Imam al-Nawawi di dalam Syarah Muslim menerangkan bahwa mengharapkan diberi kematian sebab kesulitan dunia hukumnnya adalah makruh. Hal ini menunjukkan bahwa larangan dalam mengharapkan diberi mati tidak sampai berdampak pada hukum haram. Al-Nawawi juga mencontohkan bahwa kesulitan duniawi bisa berupa keadaan sakit, kesulitan hidup, fitnah dari musuh dan sebagainya (Syarah Sahih Muslim/9/43)
Selain itu, Imam al-Qulyubi menerangkan bahwa petunjuk Nabi Muhammad untuk mengucapkan doa di atas tatkala mengharapkan mati sebab persoalan duniawi, bukan berarti lantas menghilangkan hukum makruh yang ada. Hukum makruh tetap ada, tapi lebih ringan (Hasyiyah al-Qulyubi alal Mahalli/1/403).
Baca Juga: Pembacaan Zaghlul An-Najjar terhadap Ayat-ayat Kematian
Kesimpulan
Dari berbagai keterangan di atas dapat diambil kesimpulan, bahwa hukum berharap mati bergantung pada hal yang mendorong harapan tersebut. Apabila sebab kesulitan duniawi, maka hukumnya makruh. Apabila sebab berharap memperoleh kemuliaan akhirat, seperti berharap mati syahid atau terhindar dari kekacauan agama, maka tidak makruh. Bahkan ada yang menyatakan hukumnya sunah (Nihyatul Muhtaj/8/306).
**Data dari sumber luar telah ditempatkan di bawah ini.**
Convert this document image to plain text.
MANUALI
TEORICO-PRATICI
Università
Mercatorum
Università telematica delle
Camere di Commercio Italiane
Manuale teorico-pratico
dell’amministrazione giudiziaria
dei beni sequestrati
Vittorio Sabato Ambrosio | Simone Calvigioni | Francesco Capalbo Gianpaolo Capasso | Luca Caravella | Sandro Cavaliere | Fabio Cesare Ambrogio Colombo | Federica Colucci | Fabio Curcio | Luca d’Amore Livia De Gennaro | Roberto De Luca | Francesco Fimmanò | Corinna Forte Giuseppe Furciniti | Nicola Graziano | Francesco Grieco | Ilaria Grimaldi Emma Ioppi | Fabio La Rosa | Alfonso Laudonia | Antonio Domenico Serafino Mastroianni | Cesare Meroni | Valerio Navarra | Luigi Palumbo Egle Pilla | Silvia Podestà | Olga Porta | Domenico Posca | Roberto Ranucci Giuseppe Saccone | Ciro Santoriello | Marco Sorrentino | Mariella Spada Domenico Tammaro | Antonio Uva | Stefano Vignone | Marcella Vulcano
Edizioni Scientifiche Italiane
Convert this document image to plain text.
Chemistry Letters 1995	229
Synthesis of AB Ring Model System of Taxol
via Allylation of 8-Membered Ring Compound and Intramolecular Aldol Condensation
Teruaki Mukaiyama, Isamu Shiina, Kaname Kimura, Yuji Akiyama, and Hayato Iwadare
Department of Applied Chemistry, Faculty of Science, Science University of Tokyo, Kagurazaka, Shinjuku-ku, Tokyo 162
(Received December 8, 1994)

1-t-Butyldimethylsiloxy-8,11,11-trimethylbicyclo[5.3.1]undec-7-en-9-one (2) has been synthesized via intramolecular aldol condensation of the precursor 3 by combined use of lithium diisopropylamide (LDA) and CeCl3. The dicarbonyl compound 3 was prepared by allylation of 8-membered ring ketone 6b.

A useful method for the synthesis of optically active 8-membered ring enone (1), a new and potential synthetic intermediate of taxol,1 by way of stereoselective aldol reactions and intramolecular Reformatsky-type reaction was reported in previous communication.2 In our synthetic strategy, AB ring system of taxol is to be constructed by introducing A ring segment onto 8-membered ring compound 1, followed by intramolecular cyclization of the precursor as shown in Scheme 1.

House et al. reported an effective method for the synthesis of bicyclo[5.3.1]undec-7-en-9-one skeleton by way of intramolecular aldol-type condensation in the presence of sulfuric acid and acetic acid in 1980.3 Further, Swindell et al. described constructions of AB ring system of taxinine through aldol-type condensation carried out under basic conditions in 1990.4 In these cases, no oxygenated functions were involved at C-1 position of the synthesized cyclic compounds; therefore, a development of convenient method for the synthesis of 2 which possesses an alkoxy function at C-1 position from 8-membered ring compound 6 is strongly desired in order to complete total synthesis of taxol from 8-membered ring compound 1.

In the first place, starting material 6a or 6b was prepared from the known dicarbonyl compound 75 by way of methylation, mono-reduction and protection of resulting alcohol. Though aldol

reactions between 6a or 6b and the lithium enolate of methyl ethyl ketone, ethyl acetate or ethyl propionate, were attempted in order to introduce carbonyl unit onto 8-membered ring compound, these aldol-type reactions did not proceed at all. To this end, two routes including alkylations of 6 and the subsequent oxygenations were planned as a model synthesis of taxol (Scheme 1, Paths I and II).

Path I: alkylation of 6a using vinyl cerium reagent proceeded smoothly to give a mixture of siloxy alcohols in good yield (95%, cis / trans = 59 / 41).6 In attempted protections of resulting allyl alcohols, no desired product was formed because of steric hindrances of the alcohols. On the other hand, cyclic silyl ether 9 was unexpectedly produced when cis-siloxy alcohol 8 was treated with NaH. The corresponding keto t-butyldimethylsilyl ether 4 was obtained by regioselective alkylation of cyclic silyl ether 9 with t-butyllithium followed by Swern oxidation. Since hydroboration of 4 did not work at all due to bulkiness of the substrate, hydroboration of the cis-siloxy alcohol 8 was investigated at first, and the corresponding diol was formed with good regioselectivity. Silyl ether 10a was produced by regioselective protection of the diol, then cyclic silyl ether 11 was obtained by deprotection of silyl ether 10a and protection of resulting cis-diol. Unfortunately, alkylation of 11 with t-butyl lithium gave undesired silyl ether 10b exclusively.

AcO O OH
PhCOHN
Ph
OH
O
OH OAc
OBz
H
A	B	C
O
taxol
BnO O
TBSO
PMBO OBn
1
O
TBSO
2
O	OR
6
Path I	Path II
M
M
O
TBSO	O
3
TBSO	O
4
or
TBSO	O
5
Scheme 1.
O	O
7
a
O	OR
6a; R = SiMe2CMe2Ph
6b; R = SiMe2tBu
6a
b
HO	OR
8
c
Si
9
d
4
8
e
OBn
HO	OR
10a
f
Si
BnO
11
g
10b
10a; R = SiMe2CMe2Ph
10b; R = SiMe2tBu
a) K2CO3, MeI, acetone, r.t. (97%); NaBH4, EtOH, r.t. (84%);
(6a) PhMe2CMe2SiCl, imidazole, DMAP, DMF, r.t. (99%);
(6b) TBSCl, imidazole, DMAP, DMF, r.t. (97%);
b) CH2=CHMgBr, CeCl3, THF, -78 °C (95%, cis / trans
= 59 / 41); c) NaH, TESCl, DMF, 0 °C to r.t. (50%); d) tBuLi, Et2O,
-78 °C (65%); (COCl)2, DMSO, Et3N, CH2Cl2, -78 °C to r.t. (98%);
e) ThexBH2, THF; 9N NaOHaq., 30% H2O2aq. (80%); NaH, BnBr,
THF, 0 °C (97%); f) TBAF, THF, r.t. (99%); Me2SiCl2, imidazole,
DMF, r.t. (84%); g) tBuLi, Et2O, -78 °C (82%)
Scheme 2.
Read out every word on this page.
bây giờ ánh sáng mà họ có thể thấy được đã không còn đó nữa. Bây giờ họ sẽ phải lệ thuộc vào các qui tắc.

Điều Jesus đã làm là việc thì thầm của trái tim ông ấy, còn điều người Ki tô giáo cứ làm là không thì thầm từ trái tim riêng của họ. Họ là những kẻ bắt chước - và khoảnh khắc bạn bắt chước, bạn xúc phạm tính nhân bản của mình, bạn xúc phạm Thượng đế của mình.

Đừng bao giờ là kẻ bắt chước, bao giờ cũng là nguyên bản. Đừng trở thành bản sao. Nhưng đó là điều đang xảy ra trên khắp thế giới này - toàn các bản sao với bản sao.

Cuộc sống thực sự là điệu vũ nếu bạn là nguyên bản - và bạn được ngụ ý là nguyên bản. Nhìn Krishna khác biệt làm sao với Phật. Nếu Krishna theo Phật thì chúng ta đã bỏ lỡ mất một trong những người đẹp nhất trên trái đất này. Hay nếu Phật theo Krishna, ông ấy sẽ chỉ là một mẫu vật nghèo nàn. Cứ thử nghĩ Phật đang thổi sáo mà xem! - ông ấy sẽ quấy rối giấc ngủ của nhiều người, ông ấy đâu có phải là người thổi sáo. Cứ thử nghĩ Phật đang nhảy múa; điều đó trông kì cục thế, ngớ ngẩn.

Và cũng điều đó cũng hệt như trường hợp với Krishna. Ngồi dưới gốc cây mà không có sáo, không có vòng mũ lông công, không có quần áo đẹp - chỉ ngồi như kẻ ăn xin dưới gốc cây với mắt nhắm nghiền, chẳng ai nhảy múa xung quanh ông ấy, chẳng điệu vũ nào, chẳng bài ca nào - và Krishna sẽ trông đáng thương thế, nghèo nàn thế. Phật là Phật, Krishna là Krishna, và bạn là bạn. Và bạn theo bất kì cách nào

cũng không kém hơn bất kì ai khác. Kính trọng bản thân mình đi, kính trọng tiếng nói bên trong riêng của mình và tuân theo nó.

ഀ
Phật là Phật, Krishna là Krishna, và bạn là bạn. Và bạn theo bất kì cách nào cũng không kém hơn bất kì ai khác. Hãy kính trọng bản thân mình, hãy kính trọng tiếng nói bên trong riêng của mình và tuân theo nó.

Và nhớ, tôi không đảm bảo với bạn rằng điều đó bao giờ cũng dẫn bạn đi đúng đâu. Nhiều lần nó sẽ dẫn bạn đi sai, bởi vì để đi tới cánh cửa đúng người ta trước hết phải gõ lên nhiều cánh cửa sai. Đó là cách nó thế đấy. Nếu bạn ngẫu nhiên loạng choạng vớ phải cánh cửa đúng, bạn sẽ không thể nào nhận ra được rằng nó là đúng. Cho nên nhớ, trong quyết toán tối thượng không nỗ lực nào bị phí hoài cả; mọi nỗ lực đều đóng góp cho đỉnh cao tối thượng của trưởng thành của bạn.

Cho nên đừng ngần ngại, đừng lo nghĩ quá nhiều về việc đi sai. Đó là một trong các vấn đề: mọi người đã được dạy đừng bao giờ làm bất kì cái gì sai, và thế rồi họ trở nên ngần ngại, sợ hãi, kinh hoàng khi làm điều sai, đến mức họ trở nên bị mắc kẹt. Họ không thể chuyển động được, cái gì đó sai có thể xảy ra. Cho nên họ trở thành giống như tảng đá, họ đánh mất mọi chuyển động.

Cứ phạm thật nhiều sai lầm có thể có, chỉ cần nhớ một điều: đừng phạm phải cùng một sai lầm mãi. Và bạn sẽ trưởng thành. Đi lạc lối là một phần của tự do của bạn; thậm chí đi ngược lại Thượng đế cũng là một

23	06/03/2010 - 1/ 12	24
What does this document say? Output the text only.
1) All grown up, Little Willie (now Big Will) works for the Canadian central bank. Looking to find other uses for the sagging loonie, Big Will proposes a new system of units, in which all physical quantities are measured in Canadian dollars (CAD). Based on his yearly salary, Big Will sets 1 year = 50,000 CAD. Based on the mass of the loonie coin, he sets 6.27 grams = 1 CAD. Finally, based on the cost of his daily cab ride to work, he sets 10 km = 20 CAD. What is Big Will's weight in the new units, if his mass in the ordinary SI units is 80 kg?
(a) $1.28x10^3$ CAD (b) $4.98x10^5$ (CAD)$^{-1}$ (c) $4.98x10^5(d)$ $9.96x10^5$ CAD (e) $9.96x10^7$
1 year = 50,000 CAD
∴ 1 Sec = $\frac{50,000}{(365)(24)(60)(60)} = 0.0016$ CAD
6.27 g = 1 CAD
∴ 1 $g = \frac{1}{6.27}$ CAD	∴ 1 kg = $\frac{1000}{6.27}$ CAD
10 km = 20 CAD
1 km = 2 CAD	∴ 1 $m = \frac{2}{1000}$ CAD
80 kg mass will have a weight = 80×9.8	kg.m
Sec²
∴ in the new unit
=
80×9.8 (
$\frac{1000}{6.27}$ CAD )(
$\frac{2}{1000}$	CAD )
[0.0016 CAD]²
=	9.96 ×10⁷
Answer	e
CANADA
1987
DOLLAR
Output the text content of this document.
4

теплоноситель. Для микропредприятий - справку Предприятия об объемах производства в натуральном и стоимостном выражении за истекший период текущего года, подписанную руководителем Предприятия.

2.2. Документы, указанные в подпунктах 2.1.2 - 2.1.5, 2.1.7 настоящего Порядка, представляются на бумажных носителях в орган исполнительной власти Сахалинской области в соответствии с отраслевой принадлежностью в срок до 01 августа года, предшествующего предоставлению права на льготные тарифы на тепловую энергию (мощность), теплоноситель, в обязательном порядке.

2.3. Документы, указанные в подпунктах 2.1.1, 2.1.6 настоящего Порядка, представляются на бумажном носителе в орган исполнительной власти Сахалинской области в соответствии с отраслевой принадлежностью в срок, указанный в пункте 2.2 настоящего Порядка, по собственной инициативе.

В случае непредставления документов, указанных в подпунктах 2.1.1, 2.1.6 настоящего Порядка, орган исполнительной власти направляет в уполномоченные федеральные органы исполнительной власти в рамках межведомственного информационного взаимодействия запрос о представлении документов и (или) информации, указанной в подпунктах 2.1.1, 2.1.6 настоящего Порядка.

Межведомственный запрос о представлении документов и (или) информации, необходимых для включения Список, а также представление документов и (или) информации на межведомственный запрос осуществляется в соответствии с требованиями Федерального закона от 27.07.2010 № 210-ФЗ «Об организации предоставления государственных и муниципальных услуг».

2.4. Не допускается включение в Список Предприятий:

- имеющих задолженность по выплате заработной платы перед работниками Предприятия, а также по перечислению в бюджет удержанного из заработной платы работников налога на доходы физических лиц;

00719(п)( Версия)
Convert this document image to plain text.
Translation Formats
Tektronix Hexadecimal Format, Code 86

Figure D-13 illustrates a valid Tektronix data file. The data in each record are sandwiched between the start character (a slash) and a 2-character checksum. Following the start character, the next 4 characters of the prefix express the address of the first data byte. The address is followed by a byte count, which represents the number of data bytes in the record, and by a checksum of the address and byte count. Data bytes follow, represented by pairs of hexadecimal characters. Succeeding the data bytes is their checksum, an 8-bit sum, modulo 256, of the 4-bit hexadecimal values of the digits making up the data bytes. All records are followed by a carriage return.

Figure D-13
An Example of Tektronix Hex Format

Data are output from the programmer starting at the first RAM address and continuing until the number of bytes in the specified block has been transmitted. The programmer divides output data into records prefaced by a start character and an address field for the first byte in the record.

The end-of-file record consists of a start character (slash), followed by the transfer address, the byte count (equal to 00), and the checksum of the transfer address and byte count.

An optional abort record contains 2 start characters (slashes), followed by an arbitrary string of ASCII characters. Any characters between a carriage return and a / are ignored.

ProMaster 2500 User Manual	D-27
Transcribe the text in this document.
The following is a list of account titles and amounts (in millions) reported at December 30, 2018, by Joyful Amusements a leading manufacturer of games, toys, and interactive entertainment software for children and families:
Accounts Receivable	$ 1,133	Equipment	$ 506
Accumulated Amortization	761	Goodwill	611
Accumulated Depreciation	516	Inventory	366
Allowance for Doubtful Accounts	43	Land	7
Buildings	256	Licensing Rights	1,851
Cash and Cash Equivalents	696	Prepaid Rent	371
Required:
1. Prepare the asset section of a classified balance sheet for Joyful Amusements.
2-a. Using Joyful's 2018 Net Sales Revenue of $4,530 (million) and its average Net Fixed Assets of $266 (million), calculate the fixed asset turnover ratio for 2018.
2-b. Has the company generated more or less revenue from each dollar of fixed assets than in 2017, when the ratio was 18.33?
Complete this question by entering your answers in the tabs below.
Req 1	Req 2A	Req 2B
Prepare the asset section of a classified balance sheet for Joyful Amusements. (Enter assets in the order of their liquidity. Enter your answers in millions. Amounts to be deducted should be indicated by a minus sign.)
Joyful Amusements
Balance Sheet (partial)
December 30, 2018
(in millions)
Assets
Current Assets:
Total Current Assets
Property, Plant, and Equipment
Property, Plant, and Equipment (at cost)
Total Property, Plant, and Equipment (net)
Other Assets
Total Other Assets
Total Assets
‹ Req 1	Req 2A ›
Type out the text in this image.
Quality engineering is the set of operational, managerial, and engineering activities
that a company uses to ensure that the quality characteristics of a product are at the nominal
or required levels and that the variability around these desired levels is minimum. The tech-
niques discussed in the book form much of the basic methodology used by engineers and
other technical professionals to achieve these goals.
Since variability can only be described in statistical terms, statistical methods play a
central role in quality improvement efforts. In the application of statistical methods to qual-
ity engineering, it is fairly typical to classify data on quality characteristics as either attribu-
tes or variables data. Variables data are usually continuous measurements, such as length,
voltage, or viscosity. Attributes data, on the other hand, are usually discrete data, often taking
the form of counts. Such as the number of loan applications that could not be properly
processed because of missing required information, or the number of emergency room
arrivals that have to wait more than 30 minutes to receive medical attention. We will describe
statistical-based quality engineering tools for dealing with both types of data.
Selain itu, dari sini bisa dilihat pandangan Islam tentang kematian. Kematian memang identik dengan pertemuan dengan Allah dan terhindar dari fitnah dunia. Namun kadang kematian diinginkan seseorang untuk lari dari kewajiban yang diberikan Allah kepada hambanya. Bersabarlah, karena belum tentu yang dianggap tidak baik oleh manusia itu tidak baik menurut Allah, begitu pula sebaliknya. Wallahu a’lam.